Labour and skills: part of a bigger picture
Labour and skills shortages have proven to be a significant challenge for UK PLC in recent years. The pandemic and Brexit have rendered these issues particularly acute at times. However, it needs to be recognised that there are also longer-term issues at play, notably a generational shift, an ageing, sicker population and a very different industrial landscape.

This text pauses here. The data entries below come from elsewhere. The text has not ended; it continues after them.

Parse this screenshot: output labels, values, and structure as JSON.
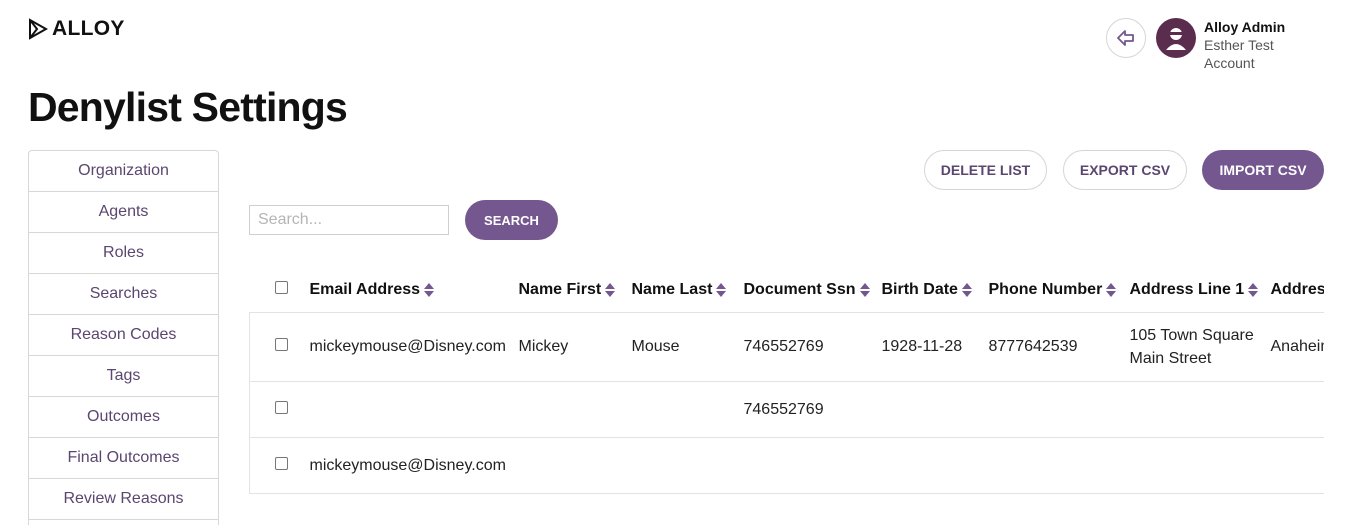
{
  "brand": {
    "name": "ALLOY",
    "accent": "#74578e",
    "text_accent": "#5b4670"
  },
  "user": {
    "name": "Alloy Admin",
    "account": "Esther Test Account"
  },
  "page": {
    "title": "Denylist Settings"
  },
  "sidebar": {
    "items": [
      {
        "label": "Organization"
      },
      {
        "label": "Agents"
      },
      {
        "label": "Roles"
      },
      {
        "label": "Searches"
      },
      {
        "label": "Reason Codes"
      },
      {
        "label": "Tags"
      },
      {
        "label": "Outcomes"
      },
      {
        "label": "Final Outcomes"
      },
      {
        "label": "Review Reasons"
      }
    ]
  },
  "actions": {
    "delete": "DELETE LIST",
    "export": "EXPORT CSV",
    "import": "IMPORT CSV"
  },
  "search": {
    "placeholder": "Search...",
    "value": "",
    "button": "SEARCH"
  },
  "table": {
    "columns": [
      "Email Address",
      "Name First",
      "Name Last",
      "Document Ssn",
      "Birth Date",
      "Phone Number",
      "Address Line 1",
      "Address"
    ],
    "rows": [
      {
        "email": "mickeymouse@Disney.com",
        "first": "Mickey",
        "last": "Mouse",
        "ssn": "746552769",
        "birth": "1928-11-28",
        "phone": "8777642539",
        "addr1": "105 Town Square Main Street",
        "addr2": "Anaheim"
      },
      {
        "email": "",
        "first": "",
        "last": "",
        "ssn": "746552769",
        "birth": "",
        "phone": "",
        "addr1": "",
        "addr2": ""
      },
      {
        "email": "mickeymouse@Disney.com",
        "first": "",
        "last": "",
        "ssn": "",
        "birth": "",
        "phone": "",
        "addr1": "",
        "addr2": ""
      }
    ]
  }
}
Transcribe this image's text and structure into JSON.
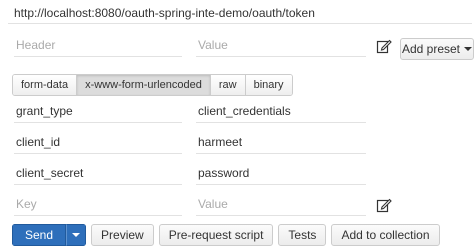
{
  "url": {
    "value": "http://localhost:8080/oauth-spring-inte-demo/oauth/token"
  },
  "headers": {
    "key_placeholder": "Header",
    "value_placeholder": "Value",
    "preset_label": "Add preset"
  },
  "body_tabs": [
    "form-data",
    "x-www-form-urlencoded",
    "raw",
    "binary"
  ],
  "active_tab": "x-www-form-urlencoded",
  "params": [
    {
      "key": "grant_type",
      "value": "client_credentials"
    },
    {
      "key": "client_id",
      "value": "harmeet"
    },
    {
      "key": "client_secret",
      "value": "password"
    }
  ],
  "new_param": {
    "key_placeholder": "Key",
    "value_placeholder": "Value"
  },
  "actions": {
    "send": "Send",
    "preview": "Preview",
    "prerequest": "Pre-request script",
    "tests": "Tests",
    "add_collection": "Add to collection"
  },
  "icons": {
    "edit": "edit-pencil-icon",
    "dropdown": "chevron-down-icon"
  },
  "colors": {
    "send_button": "#2e6fbb"
  }
}
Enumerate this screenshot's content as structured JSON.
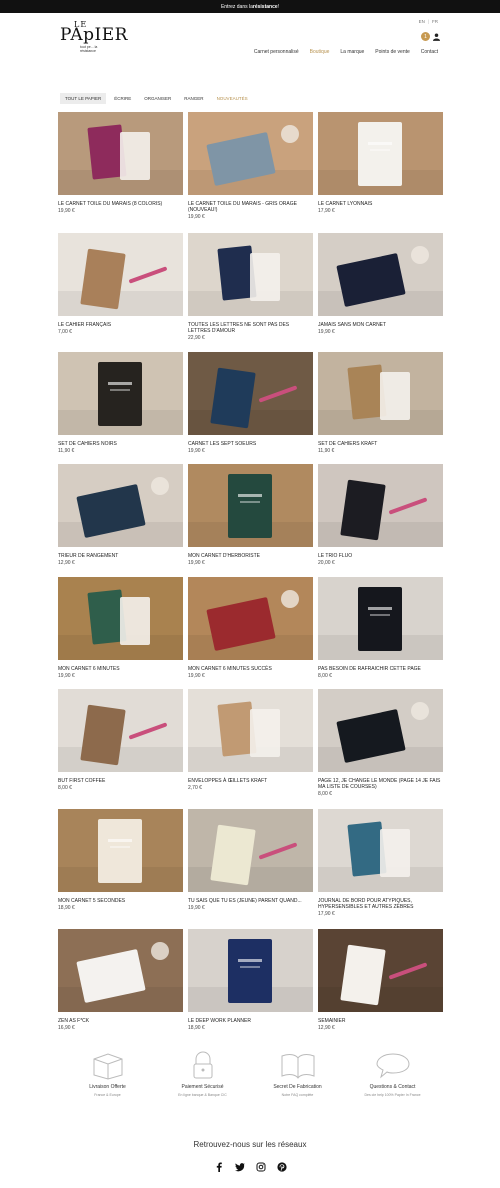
{
  "topbar": {
    "prefix": "Entrez dans la ",
    "highlight": "résistance",
    "suffix": " !"
  },
  "logo": {
    "le": "LE",
    "papier": "PApIER",
    "tagline": "tout pe... la résistance"
  },
  "lang": {
    "fr": "EN",
    "en": "FR"
  },
  "cart": {
    "count": "1"
  },
  "nav": [
    "Carnet personnalisé",
    "Boutique",
    "La marque",
    "Points de vente",
    "Contact"
  ],
  "filters": [
    "TOUT LE PAPIER",
    "ÉCRIRE",
    "ORGANISER",
    "RANGER",
    "NOUVEAUTÉS"
  ],
  "products": [
    {
      "title": "LE CARNET TOILE DU MARAIS (8 COLORIS)",
      "price": "19,90 €",
      "bg": "#b89a7c",
      "accent": "#8e2b5c"
    },
    {
      "title": "LE CARNET TOILE DU MARAIS - GRIS ORAGE (NOUVEAU!)",
      "price": "19,90 €",
      "bg": "#c9a27d",
      "accent": "#7f95a6"
    },
    {
      "title": "LE CARNET LYONNAIS",
      "price": "17,90 €",
      "bg": "#b99470",
      "accent": "#f3f1ec"
    },
    {
      "title": "LE CAHIER FRANÇAIS",
      "price": "7,00 €",
      "bg": "#e8e3dc",
      "accent": "#a9805a"
    },
    {
      "title": "TOUTES LES LETTRES NE SONT PAS DES LETTRES D'AMOUR",
      "price": "22,90 €",
      "bg": "#ddd6cc",
      "accent": "#1f2d4e"
    },
    {
      "title": "JAMAIS SANS MON CARNET",
      "price": "19,90 €",
      "bg": "#d5cec6",
      "accent": "#1a2036"
    },
    {
      "title": "SET DE CAHIERS NOIRS",
      "price": "11,90 €",
      "bg": "#cfc3b3",
      "accent": "#26231f"
    },
    {
      "title": "CARNET LES SEPT SOEURS",
      "price": "19,90 €",
      "bg": "#6f5a45",
      "accent": "#1f3b5a"
    },
    {
      "title": "SET DE CAHIERS KRAFT",
      "price": "11,90 €",
      "bg": "#c2b39f",
      "accent": "#a98457"
    },
    {
      "title": "TRIEUR DE RANGEMENT",
      "price": "12,90 €",
      "bg": "#d6cdc3",
      "accent": "#22364b"
    },
    {
      "title": "MON CARNET D'HERBORISTE",
      "price": "19,90 €",
      "bg": "#b08a60",
      "accent": "#24493e"
    },
    {
      "title": "LE TRIO FLUO",
      "price": "20,00 €",
      "bg": "#cfc6bf",
      "accent": "#1c1c22"
    },
    {
      "title": "MON CARNET 6 MINUTES",
      "price": "19,90 €",
      "bg": "#a9824f",
      "accent": "#2f5e4b"
    },
    {
      "title": "MON CARNET 6 MINUTES SUCCÈS",
      "price": "19,90 €",
      "bg": "#b3875a",
      "accent": "#9b2a2e"
    },
    {
      "title": "PAS BESOIN DE RAFRAICHIR CETTE PAGE",
      "price": "8,00 €",
      "bg": "#d8d3cd",
      "accent": "#15171d"
    },
    {
      "title": "BUT FIRST COFFEE",
      "price": "8,00 €",
      "bg": "#e1dcd6",
      "accent": "#8d6a4c"
    },
    {
      "title": "ENVELOPPES À ŒILLETS KRAFT",
      "price": "2,70 €",
      "bg": "#e4dfd8",
      "accent": "#c19a73"
    },
    {
      "title": "PAGE 12, JE CHANGE LE MONDE (PAGE 14 JE FAIS MA LISTE DE COURSES)",
      "price": "8,00 €",
      "bg": "#d3cdc6",
      "accent": "#15191f"
    },
    {
      "title": "MON CARNET 5 SECONDES",
      "price": "18,90 €",
      "bg": "#a8845a",
      "accent": "#efe7da"
    },
    {
      "title": "TU SAIS QUE TU ES (JEUNE) PARENT QUAND...",
      "price": "19,90 €",
      "bg": "#bfb6a9",
      "accent": "#ece8d2"
    },
    {
      "title": "JOURNAL DE BORD POUR ATYPIQUES, HYPERSENSIBLES ET AUTRES ZÈBRES",
      "price": "17,90 €",
      "bg": "#ddd8d2",
      "accent": "#336a83"
    },
    {
      "title": "ZEN AS F*CK",
      "price": "16,90 €",
      "bg": "#8d6f55",
      "accent": "#f4f2ef"
    },
    {
      "title": "LE DEEP WORK PLANNER",
      "price": "18,90 €",
      "bg": "#d7d2cc",
      "accent": "#1d2f63"
    },
    {
      "title": "SEMAINIER",
      "price": "12,90 €",
      "bg": "#5a4434",
      "accent": "#f4f1ec"
    }
  ],
  "services": [
    {
      "title": "Livraison Offerte",
      "sub": "France & Europe",
      "icon": "box-icon"
    },
    {
      "title": "Paiement Sécurisé",
      "sub": "En ligne banque & Banque CIC",
      "icon": "padlock-icon"
    },
    {
      "title": "Secret De Fabrication",
      "sub": "Notre FAQ complète",
      "icon": "book-icon"
    },
    {
      "title": "Questions & Contact",
      "sub": "Des cie help 100% Papier In France",
      "icon": "chat-bubble-icon"
    }
  ],
  "social": {
    "title": "Retrouvez-nous sur les réseaux",
    "networks": [
      "facebook-icon",
      "twitter-icon",
      "instagram-icon",
      "pinterest-icon"
    ]
  }
}
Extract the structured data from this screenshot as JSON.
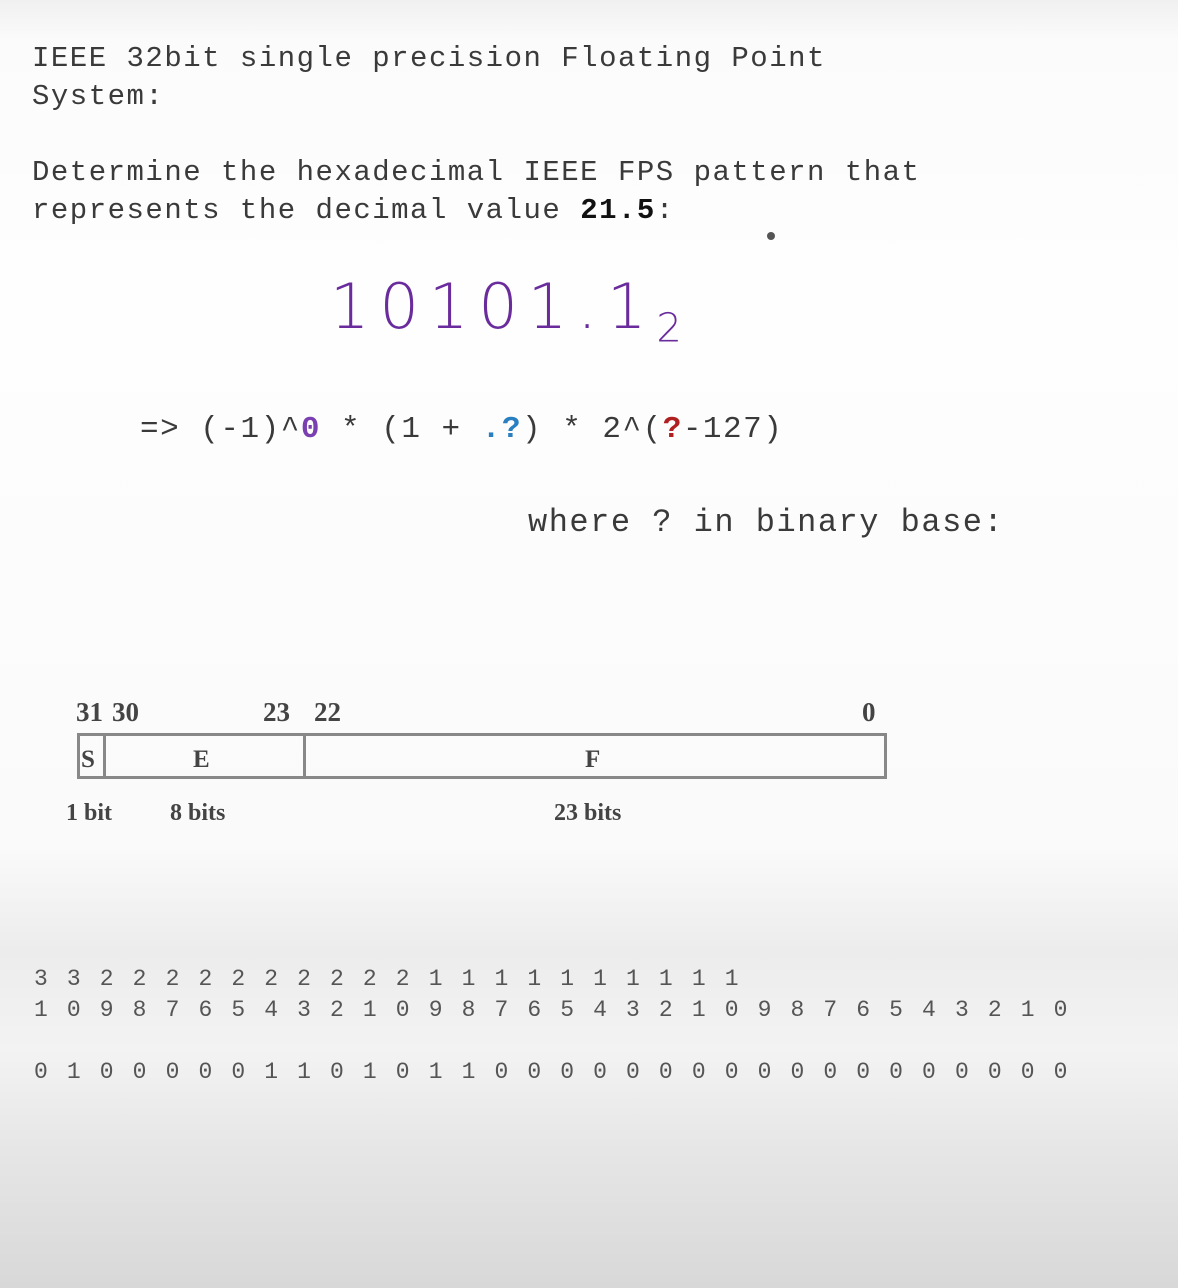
{
  "title": "IEEE 32bit single precision Floating Point\nSystem:",
  "question": {
    "prefix": "Determine the hexadecimal IEEE FPS pattern that\nrepresents the decimal value ",
    "value": "21.5",
    "suffix": ":"
  },
  "handwritten": {
    "number": "10101.1",
    "base": "2",
    "color": "#6a2c9c"
  },
  "formula": {
    "p1": "=> (-1)^",
    "sign": "0",
    "p2": " * (1 + ",
    "frac": ".?",
    "p3": ") * 2^(",
    "exp": "?",
    "p4": "-127)"
  },
  "formula_colors": {
    "sign": "#7a3fb0",
    "frac": "#2a7fc0",
    "exp": "#b02020"
  },
  "where_text": "where ? in binary base:",
  "diagram": {
    "bit_labels": {
      "b31": "31",
      "b30": "30",
      "b23": "23",
      "b22": "22",
      "b0": "0"
    },
    "fields": {
      "s": "S",
      "e": "E",
      "f": "F"
    },
    "sizes": {
      "s": "1 bit",
      "e": "8 bits",
      "f": "23 bits"
    }
  },
  "bit_index_tens": [
    "3",
    "3",
    "2",
    "2",
    "2",
    "2",
    "2",
    "2",
    "2",
    "2",
    "2",
    "2",
    "1",
    "1",
    "1",
    "1",
    "1",
    "1",
    "1",
    "1",
    "1",
    "1",
    "",
    "",
    "",
    "",
    "",
    "",
    "",
    "",
    "",
    ""
  ],
  "bit_index_ones": [
    "1",
    "0",
    "9",
    "8",
    "7",
    "6",
    "5",
    "4",
    "3",
    "2",
    "1",
    "0",
    "9",
    "8",
    "7",
    "6",
    "5",
    "4",
    "3",
    "2",
    "1",
    "0",
    "9",
    "8",
    "7",
    "6",
    "5",
    "4",
    "3",
    "2",
    "1",
    "0"
  ],
  "bit_values": [
    "0",
    "1",
    "0",
    "0",
    "0",
    "0",
    "0",
    "1",
    "1",
    "0",
    "1",
    "0",
    "1",
    "1",
    "0",
    "0",
    "0",
    "0",
    "0",
    "0",
    "0",
    "0",
    "0",
    "0",
    "0",
    "0",
    "0",
    "0",
    "0",
    "0",
    "0",
    "0"
  ]
}
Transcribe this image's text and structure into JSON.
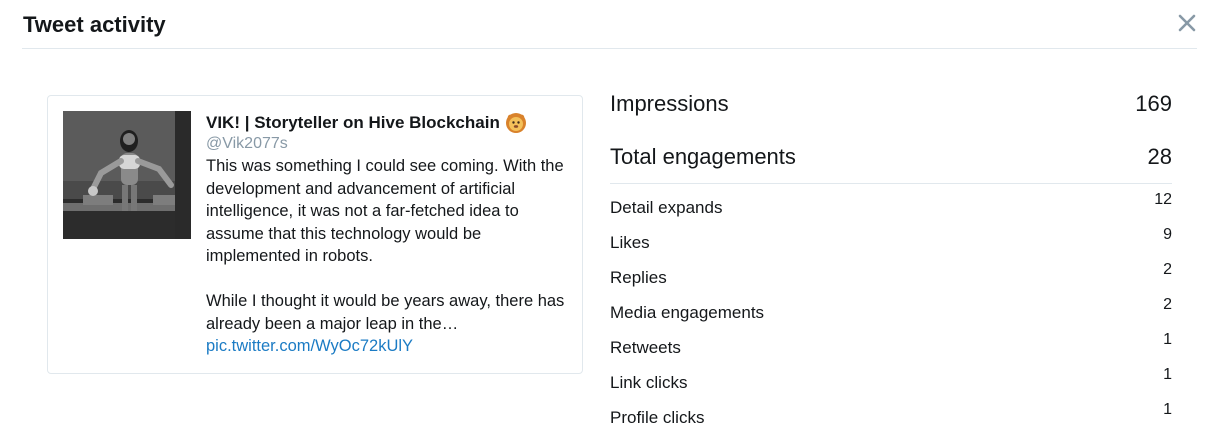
{
  "header": {
    "title": "Tweet activity",
    "close_icon": "close-icon"
  },
  "tweet": {
    "author_name": "VIK! | Storyteller on Hive Blockchain",
    "author_emoji": "lion-face-icon",
    "handle": "@Vik2077s",
    "paragraph1": "This was something I could see coming. With the development and advancement of artificial intelligence, it was not a far-fetched idea to assume that this technology would be implemented in robots.",
    "paragraph2": "While I thought it would be years away, there has already been a major leap in the…",
    "link": "pic.twitter.com/WyOc72kUlY"
  },
  "stats": {
    "impressions_label": "Impressions",
    "impressions_value": "169",
    "engagements_label": "Total engagements",
    "engagements_value": "28",
    "rows": [
      {
        "label": "Detail expands",
        "value": "12"
      },
      {
        "label": "Likes",
        "value": "9"
      },
      {
        "label": "Replies",
        "value": "2"
      },
      {
        "label": "Media engagements",
        "value": "2"
      },
      {
        "label": "Retweets",
        "value": "1"
      },
      {
        "label": "Link clicks",
        "value": "1"
      },
      {
        "label": "Profile clicks",
        "value": "1"
      }
    ]
  },
  "colors": {
    "text": "#14171a",
    "muted": "#8899a6",
    "link": "#1b7bc4",
    "divider": "#e1e8ed"
  }
}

Government efforts to boost workforce participation and redesign technical qualifications should alleviate some of these challenges, but ultimately, businesses need to change their outlook on how they approach employee recruitment, retention and training. Workforce planning that is aligned with the strategic goals of the business is also essential. As Carberry notes: “The workforce is not separate from an industrial structure or group, it’s a vertical slice of it.”
Better recruitment, retention and training is not easy, particularly for those businesses struggling to cope with day-to-day operations in a volatile operating environment. Yet through increased collaboration across sectors and within regions, much can be achieved. The accounting profession can also play a significant role in bringing about change by helping businesses to see salaries and staff budgets as an investment, not a cost, and to see employees as a critical part of the supply chain. Chartered accountants can also support the long-term planning needs of the business and help line managers build business cases for investing in staff well-being and training.
In any economy, there are few more important jobs than finding ways to get the most from our ‘human capital’ – from the skills, experience and effort of those working in the economy. For too long, a shortage of skills has undermined business confidence, investment and growth across the UK. There are many routes we can take to change this, but they need coordinated efforts across the long term from business and policymakers.